Del teatro, saltamos al cine de Los Javis, en el marco de su próxima película La bola negra, que se nutre de cierto modo de La Piedra oscura. ¿Cómo se gestó dicha colaboración?
Yo creo que siempre estuvo ahí el deseo latente, intrínseco, poderoso de La Piedra oscura en convertirse en material cinematográfico. Y hace un par de años arrancó el proyecto. La Piedra negra se convierte en la Bola negra de Los Javis, de donde se nutre el título de la película que ellos dirigen, y en la que yo he participado también como co-guionista. La película está en pleno rodaje. Y estoy muy agradecido y entusiasmado porque considero que ellos van a redescubrir a nuevos públicos esa historia maravillosa relacionada con la amistad profunda que unió a Lorca con Rafael Rodríguez Rapún, de la que poco se ha podido saber hasta ahora. El cine tiene un altavoz mayor que quizás no lo tiene tanto el teatro.
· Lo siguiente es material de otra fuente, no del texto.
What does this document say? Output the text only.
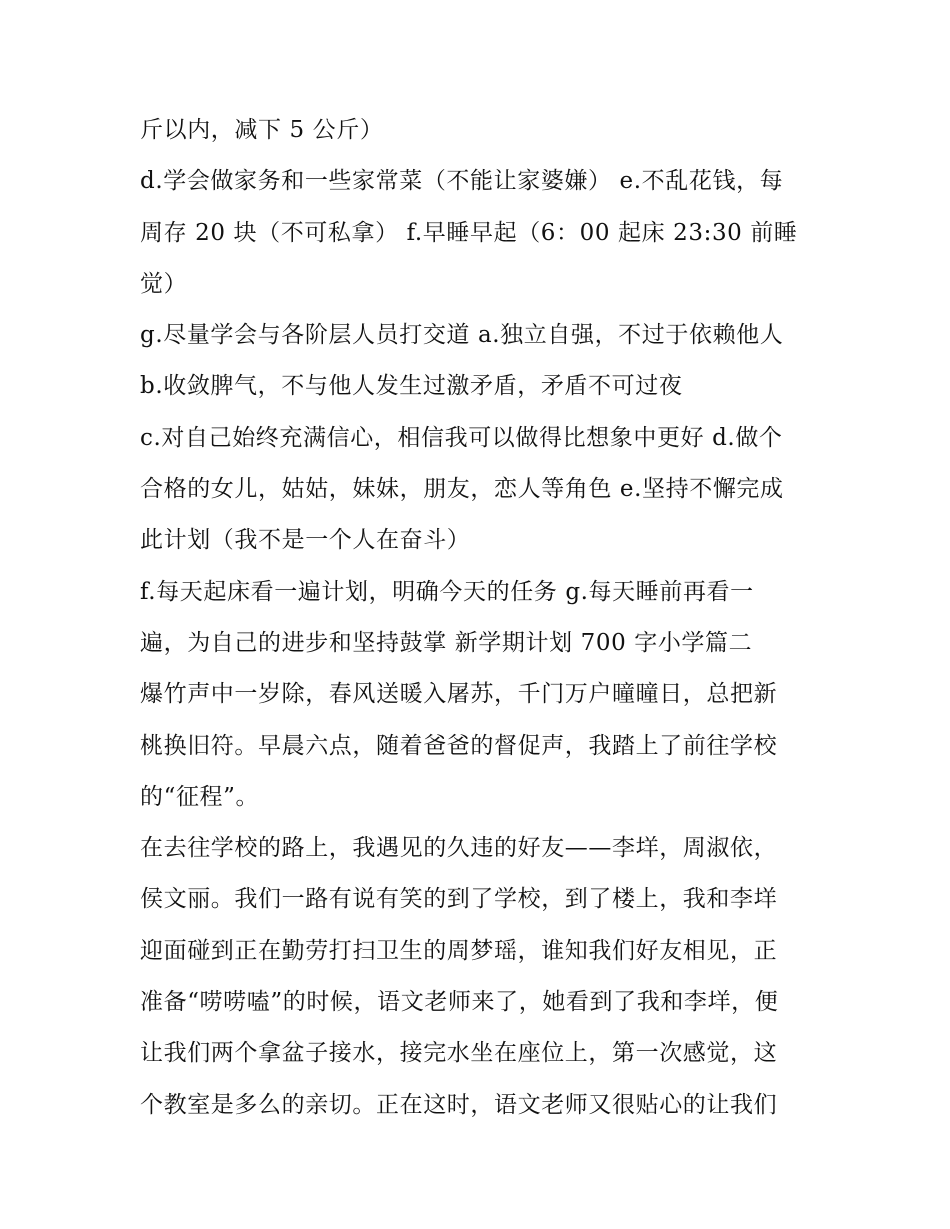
斤以内，减下 5 公斤）
d.学会做家务和一些家常菜（不能让家婆嫌） e.不乱花钱，每
周存 20 块（不可私拿） f.早睡早起（6：00 起床 23:30 前睡
觉）
g.尽量学会与各阶层人员打交道 a.独立自强，不过于依赖他人
b.收敛脾气，不与他人发生过激矛盾，矛盾不可过夜
c.对自己始终充满信心，相信我可以做得比想象中更好 d.做个
合格的女儿，姑姑，妹妹，朋友，恋人等角色 e.坚持不懈完成
此计划（我不是一个人在奋斗）
f.每天起床看一遍计划，明确今天的任务 g.每天睡前再看一
遍，为自己的进步和坚持鼓掌 新学期计划 700 字小学篇二
爆竹声中一岁除，春风送暖入屠苏，千门万户曈曈日，总把新
桃换旧符。早晨六点，随着爸爸的督促声，我踏上了前往学校
的“征程”。
在去往学校的路上，我遇见的久违的好友——李垟，周淑依，
侯文丽。我们一路有说有笑的到了学校，到了楼上，我和李垟
迎面碰到正在勤劳打扫卫生的周梦瑶，谁知我们好友相见，正
准备“唠唠嗑”的时候，语文老师来了，她看到了我和李垟，便
让我们两个拿盆子接水，接完水坐在座位上，第一次感觉，这
个教室是多么的亲切。正在这时，语文老师又很贴心的让我们
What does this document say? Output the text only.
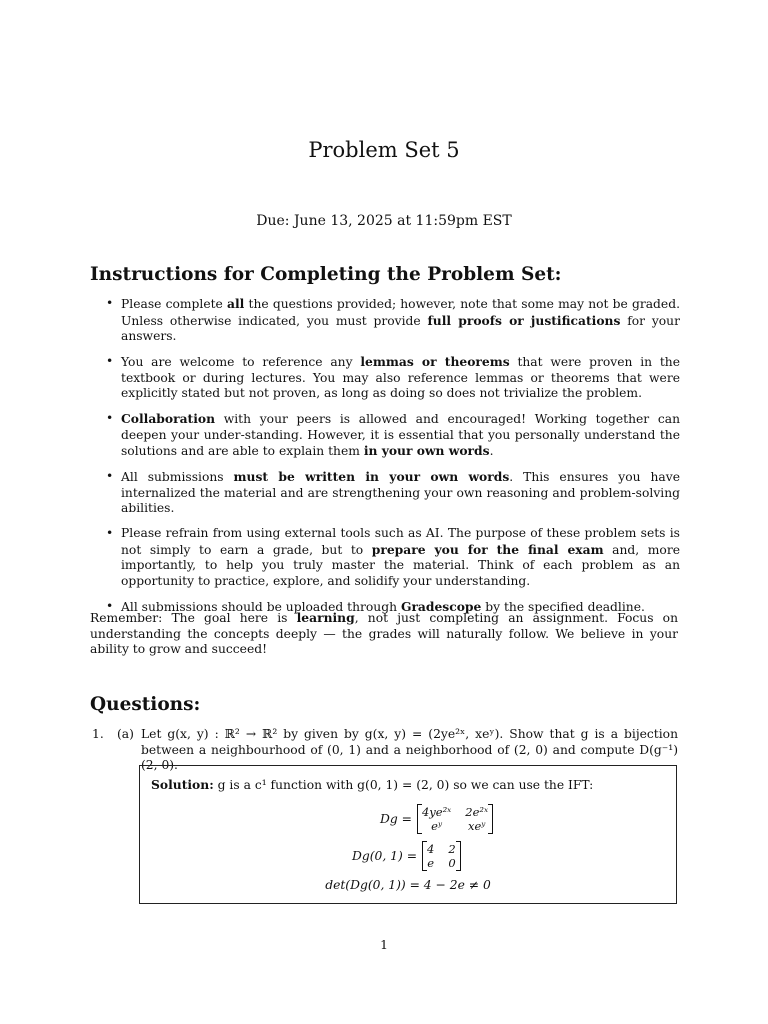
Problem Set 5
Due: June 13, 2025 at 11:59pm EST
Instructions for Completing the Problem Set:
• Please complete all the questions provided; however, note that some may not be graded. Unless otherwise indicated, you must provide full proofs or justifications for your answers.
• You are welcome to reference any lemmas or theorems that were proven in the textbook or during lectures. You may also reference lemmas or theorems that were explicitly stated but not proven, as long as doing so does not trivialize the problem.
• Collaboration with your peers is allowed and encouraged! Working together can deepen your under-standing. However, it is essential that you personally understand the solutions and are able to explain them in your own words.
• All submissions must be written in your own words. This ensures you have internalized the material and are strengthening your own reasoning and problem-solving abilities.
• Please refrain from using external tools such as AI. The purpose of these problem sets is not simply to earn a grade, but to prepare you for the final exam and, more importantly, to help you truly master the material. Think of each problem as an opportunity to practice, explore, and solidify your understanding.
• All submissions should be uploaded through Gradescope by the specified deadline.
Remember: The goal here is learning, not just completing an assignment. Focus on understanding the concepts deeply — the grades will naturally follow. We believe in your ability to grow and succeed!
Questions:
1. (a) Let g(x, y) : ℝ² → ℝ² by given by g(x, y) = (2ye²ˣ, xeʸ). Show that g is a bijection between a neighbourhood of (0, 1) and a neighborhood of (2, 0) and compute D(g⁻¹)(2, 0).
Solution: g is a c¹ function with g(0, 1) = (2, 0) so we can use the IFT:
Dg = 4ye²ˣ 2e²ˣ
eʸ	xeʸ
Dg(0, 1) = 4 2
e 0
det(Dg(0, 1)) = 4 − 2e ≠ 0
1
Y, sobre todo, ellos van a aportar también su imaginario, su genio, su talento a esa historia de historias que va a ser la película.
¿Qué hay de ti en Lorca y, si ahondamos un poco, qué podemos ver de tu obra en Lorca?
Bueno, yo creo que uno tiene referentes entre los vivos, pero también puede y debe tener, entre los que no coincide en el tiempo, un magisterio continuo. Lorca es mi maestro por esa importante concepción de la poesía y del teatro como una herramienta social transformadora. Yo siento esa enseñanza muy de cerca, lo sigo leyendo, sigo aprendiendo de él. Y luego también hay coincidencias que tienen que ver con mi propia identidad. Los dos somos andaluces. Bueno, una suerte de coincidencias más allá del tiempo. Ya te he dicho antes que yo reconocí mi propia vocación gracias al teatro de Lorca. Y, además, una confianza plena en el poder de lo poético. El entendimiento primordial de que la poesía tenía que ser entregada a todos, no a la gente de una clase social acomodada, porque la poesía, según Lorca, es un derecho universal. Cada cosa tiene su misterio y la poesía es el misterio de todas las cosas. Y yo creo mucho en eso. Y considero, además, el teatro como un lugar donde lo poético se encarna con los cinco sentidos y donde todo el mundo puede, si no comprender, sí sentir ese calambre poético en sus entrañas.
Tu próxima obra, Leonora, está en vísperas de subir a los escenarios de Contemporánea Condeduque. ¿Cómo fue la gestación de dicho proyecto? ¿Cómo ha sido el trabajo con la actriz Natalia Huarte?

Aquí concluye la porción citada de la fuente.